There's really only one issue on which I can find fault, and that's if you pick up on the thrust of the narrative, then the going-ons in the final chapters can broadcast themselves in advance just a little. In part this seems due to familiarity (being historical fiction) but also because even if not overly didactic about it, it seems clear the book has a mission. The end flows naturally from what goes before - almost obviously so.
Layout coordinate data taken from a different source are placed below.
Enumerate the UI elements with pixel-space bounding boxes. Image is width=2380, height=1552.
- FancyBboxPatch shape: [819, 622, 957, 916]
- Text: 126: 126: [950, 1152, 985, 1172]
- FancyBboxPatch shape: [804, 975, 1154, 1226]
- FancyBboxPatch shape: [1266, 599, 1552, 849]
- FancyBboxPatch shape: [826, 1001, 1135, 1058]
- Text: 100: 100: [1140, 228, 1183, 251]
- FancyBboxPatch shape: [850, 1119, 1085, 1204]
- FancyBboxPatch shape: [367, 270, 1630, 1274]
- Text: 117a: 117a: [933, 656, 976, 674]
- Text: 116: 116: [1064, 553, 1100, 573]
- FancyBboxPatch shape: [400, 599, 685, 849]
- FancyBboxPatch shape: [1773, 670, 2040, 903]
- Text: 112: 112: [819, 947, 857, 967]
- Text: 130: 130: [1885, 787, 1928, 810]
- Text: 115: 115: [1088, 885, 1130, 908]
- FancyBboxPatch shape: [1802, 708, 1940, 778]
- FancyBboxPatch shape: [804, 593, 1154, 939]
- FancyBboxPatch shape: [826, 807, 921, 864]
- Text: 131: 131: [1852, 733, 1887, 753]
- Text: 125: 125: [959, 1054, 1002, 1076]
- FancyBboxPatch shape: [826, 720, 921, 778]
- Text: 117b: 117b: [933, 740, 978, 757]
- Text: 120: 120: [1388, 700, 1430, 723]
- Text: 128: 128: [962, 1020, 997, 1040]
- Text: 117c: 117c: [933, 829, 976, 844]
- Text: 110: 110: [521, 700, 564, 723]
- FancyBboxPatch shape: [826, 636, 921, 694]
Mind you, I note this perceived fault mostly out of a need for due diligence. I'm not so sure it's avoidable, nor not a product of the many merits of the text. Much less did this apparent flaw detract from my appreciation of said merits; these being many and sound.

This 'flaw' is just my focus on part of my own perspective, so even if you do accept my take on things there's still a lot more to the story - including several important divergences from the main events of the plot. You just can't be bored by this book.

It's essential reading, especially for us guys. So just lay back, open the book, and respect that Rachael knows what she's doing.